Rusty retires to his crate around 11 p.m. but is back on his rounds at 7 or 8 a.m. When he’s not padding around the building being a goodwill ambassador, he keeps Adams company in her office. A few times a week Adams takes Rusty home with her to get some vigorous exercise.

But Trinity Place is Rusty’s real home. He loves to greet people with his paws on the counter of the front desk, occasionally displacing Jena Miller, Trinity Place’s two-legged receptionist.

“He’s an icebreaker,” Miller says. “When people come in, he makes them feel comfortable. He connects people to us right away. Everybody loves Rusty.”

Many residents keep a stash of treats to offer to Rusty when he slips into their rooms. In fact, Rusty’s dog food bowl goes untouched for long stretches because he grazes so much while he circulates around the building.

Resident Sarah Blalock looks forward to her daily dose of Rusty. “He’s a sweetheart. He helps us. He makes me laugh.”

“He’s a good puppy dog,” says resident Martha Bowers. “I love him all over.”

Alease Barbee coos over Rusty as though he were a favored child: “You’re a pumpkin!” she says. “Yes you are!”

“He comes to see me every day,” says resident Margaret Tyson. “He makes me feel better.”

Increasingly, science backs up the idea that dogs do, literally, make us feel better.
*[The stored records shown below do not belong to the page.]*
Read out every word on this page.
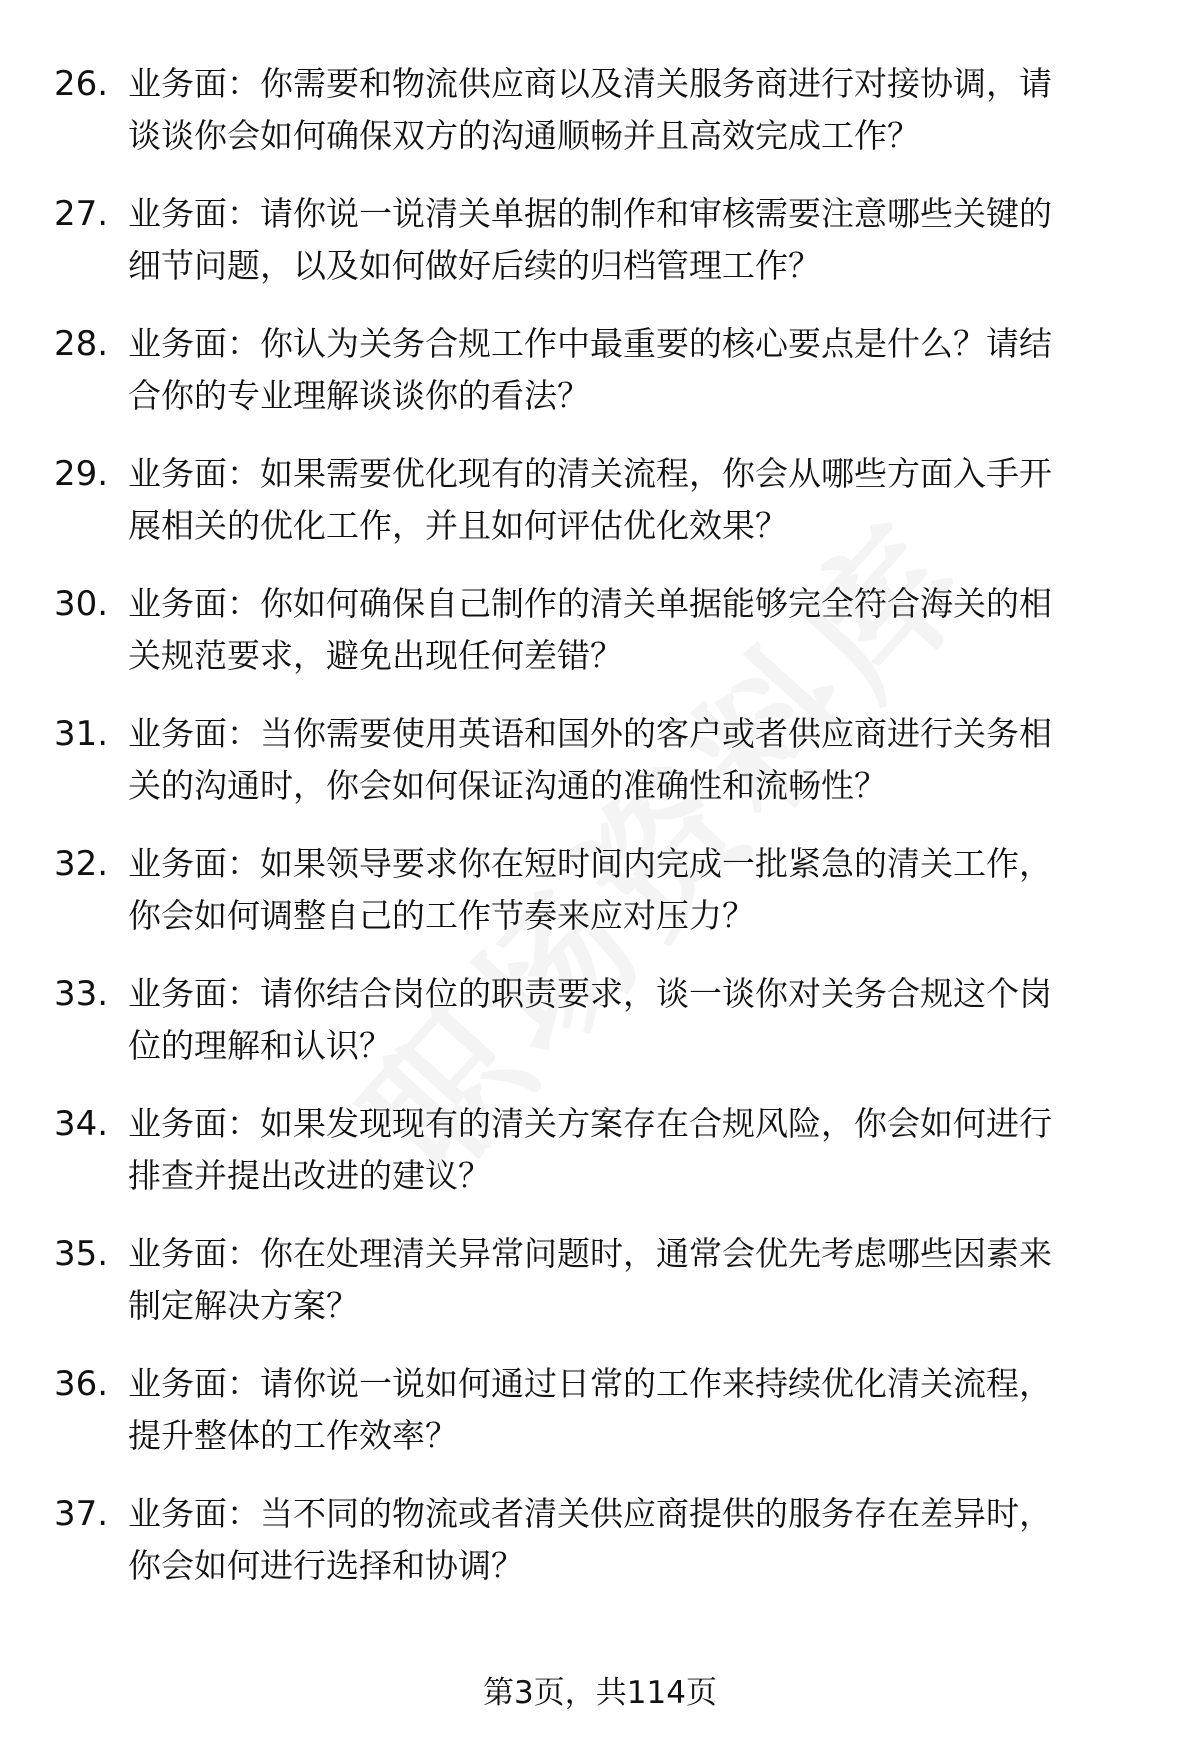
26. 业务面：你需要和物流供应商以及清关服务商进行对接协调，请
谈谈你会如何确保双方的沟通顺畅并且高效完成工作？
27. 业务面：请你说一说清关单据的制作和审核需要注意哪些关键的
细节问题，以及如何做好后续的归档管理工作？
28. 业务面：你认为关务合规工作中最重要的核心要点是什么？请结
合你的专业理解谈谈你的看法？
29. 业务面：如果需要优化现有的清关流程，你会从哪些方面入手开
展相关的优化工作，并且如何评估优化效果？
30. 业务面：你如何确保自己制作的清关单据能够完全符合海关的相
关规范要求，避免出现任何差错？
31. 业务面：当你需要使用英语和国外的客户或者供应商进行关务相
关的沟通时，你会如何保证沟通的准确性和流畅性？
32. 业务面：如果领导要求你在短时间内完成一批紧急的清关工作，
你会如何调整自己的工作节奏来应对压力？
33. 业务面：请你结合岗位的职责要求，谈一谈你对关务合规这个岗
位的理解和认识？
34. 业务面：如果发现现有的清关方案存在合规风险，你会如何进行
排查并提出改进的建议？
35. 业务面：你在处理清关异常问题时，通常会优先考虑哪些因素来
制定解决方案？
36. 业务面：请你说一说如何通过日常的工作来持续优化清关流程，
提升整体的工作效率？
37. 业务面：当不同的物流或者清关供应商提供的服务存在差异时，
你会如何进行选择和协调？
第3页，共114页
Petting a dog can decrease levels of stress hormones, help lower blood pressure, and even release a hormone called oxytocin that is associated with bonding and affection.

Holly Smith, a ward clerk at Trinity Place, believes Rusty has a sense that draws him to comfort those who are suffering or nearing the end of life.

When Smith’s grandfather was dying of cancer, Rusty would come in every afternoon while the family gathered around and lie on the floor at the foot of his bed.

“It was like he was checking on us,” Smith said. “If he wasn’t there, my mom would say, ‘Where’s Rusty?’”

Adams has been gratified by how Rusty lifts everyone’s spirits. “It really is amazing how much happiness he brings and what a difference he can make in residents’ lives,” she says.

Reprinted from The Lutheran Magazine. Katie Scarvey is a communications specialist with Lutheran Services Carolinas. Photos by Katie Scarvey.